The author has a point about burn rate vs runway, etc. And, I am certain that there is a correlation between the CEOs salary and the company following suit. However today, EDA startups don't offer enough stock options to employees to get rich. EDA startups must recruit the best people with specific domain expertise from mostly public companies. This is how salaries are determined. Acquisition is almost always their only exit option. There are few exceptions. The length of their runway aside, pressure from larger companies with competing in the same space also makes it a narrow runway. Lately, another factor is funding. With VCs running away from EDA these days, there is an argument that being privately funded gives an EDA startup a better chance to succeed.


September 9, 2009
In response to: CEO pay
David Pace commented:

A stock holder needs to know how much of the increased value of a company (stk price, cash etc) will go to the stockholders and how much will go to the execs.

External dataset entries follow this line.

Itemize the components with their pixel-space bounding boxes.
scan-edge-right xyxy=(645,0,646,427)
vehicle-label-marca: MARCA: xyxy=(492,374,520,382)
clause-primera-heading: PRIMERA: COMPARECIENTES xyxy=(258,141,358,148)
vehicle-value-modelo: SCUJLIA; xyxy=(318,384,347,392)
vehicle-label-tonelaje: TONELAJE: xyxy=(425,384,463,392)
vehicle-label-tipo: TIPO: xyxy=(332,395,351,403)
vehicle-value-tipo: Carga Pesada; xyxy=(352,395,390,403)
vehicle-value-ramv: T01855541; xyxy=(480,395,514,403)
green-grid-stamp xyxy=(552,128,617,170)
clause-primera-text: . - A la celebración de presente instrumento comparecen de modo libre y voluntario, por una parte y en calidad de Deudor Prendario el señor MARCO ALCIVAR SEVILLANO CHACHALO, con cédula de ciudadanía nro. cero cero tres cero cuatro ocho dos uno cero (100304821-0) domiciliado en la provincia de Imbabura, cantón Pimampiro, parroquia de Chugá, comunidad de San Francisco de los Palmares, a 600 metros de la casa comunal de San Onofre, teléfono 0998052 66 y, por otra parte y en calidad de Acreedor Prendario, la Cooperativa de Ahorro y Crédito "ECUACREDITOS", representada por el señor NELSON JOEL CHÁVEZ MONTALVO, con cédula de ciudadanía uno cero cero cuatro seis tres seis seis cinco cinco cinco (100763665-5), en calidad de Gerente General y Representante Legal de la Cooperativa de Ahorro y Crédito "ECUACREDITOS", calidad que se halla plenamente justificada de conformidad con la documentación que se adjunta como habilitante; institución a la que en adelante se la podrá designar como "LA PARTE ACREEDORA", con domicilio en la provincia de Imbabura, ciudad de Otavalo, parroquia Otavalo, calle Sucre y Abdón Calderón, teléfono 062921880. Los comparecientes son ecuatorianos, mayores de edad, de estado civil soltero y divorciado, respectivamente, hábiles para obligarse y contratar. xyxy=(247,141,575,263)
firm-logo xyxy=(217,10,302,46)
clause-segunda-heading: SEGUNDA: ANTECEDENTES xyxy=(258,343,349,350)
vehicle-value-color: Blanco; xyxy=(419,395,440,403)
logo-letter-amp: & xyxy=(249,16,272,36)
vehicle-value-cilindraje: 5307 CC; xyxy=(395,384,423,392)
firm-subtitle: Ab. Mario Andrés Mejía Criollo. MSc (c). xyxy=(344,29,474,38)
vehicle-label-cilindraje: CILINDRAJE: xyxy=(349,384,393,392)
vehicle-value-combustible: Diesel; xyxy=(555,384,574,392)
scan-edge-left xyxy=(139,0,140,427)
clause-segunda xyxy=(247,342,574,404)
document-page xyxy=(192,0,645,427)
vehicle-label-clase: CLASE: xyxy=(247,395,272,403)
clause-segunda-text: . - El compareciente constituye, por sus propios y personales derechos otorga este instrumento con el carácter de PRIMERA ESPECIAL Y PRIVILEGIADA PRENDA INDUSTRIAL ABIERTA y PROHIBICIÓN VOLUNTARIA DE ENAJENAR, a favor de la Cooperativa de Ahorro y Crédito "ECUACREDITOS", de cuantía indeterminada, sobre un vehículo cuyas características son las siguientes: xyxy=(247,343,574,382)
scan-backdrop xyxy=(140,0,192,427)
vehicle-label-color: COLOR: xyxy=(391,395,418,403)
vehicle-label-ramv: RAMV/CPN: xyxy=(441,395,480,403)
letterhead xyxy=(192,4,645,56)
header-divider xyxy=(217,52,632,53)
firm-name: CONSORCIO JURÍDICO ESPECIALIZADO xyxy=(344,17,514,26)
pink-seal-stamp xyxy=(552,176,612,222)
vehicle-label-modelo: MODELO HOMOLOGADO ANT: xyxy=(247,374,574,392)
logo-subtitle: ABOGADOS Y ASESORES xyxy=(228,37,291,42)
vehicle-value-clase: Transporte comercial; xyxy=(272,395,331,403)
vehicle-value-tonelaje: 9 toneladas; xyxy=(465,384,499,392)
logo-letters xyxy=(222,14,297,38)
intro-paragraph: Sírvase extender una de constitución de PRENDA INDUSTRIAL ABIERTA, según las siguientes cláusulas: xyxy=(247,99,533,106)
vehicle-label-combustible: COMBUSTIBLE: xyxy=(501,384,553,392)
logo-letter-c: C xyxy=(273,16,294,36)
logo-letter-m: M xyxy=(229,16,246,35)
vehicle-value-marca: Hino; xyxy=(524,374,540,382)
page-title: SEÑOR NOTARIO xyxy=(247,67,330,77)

Doesn't mean much if my stock goes up 10 per cent where it could have gone up 50 per cent if it hadn't been watered down with exec bonuses.


September 9, 2009
In response to: CEO pay
AM commented:

"If you are on a $100K/year salary at market, you probably can?t afford to work for $50K/year. If you are an executive at a big EDA company making $400K/year you can afford to work for under $200K/year." Based on what? I've seen a few people jump from $100k to $30k successfully...not without a little pain, but they managed. On the other hand, I know other people who if they made $400k would not be able to handle even $50k less without losing houses, cars, etc. It's really all about a lifestyle people live. Some are conservative regaurdless of pay, others will spend as much or more than they make no matter how highly paid they are. When people decide to take a job or start their own start-up this is a personal choice that has to factor in and relates a lot to their own lifestyle vs. how much they want the company to succeed (which may indeed be a good indicator of company success), but even so how can the author of the article really judge what cuts in pay are or are not acceptable to everyone?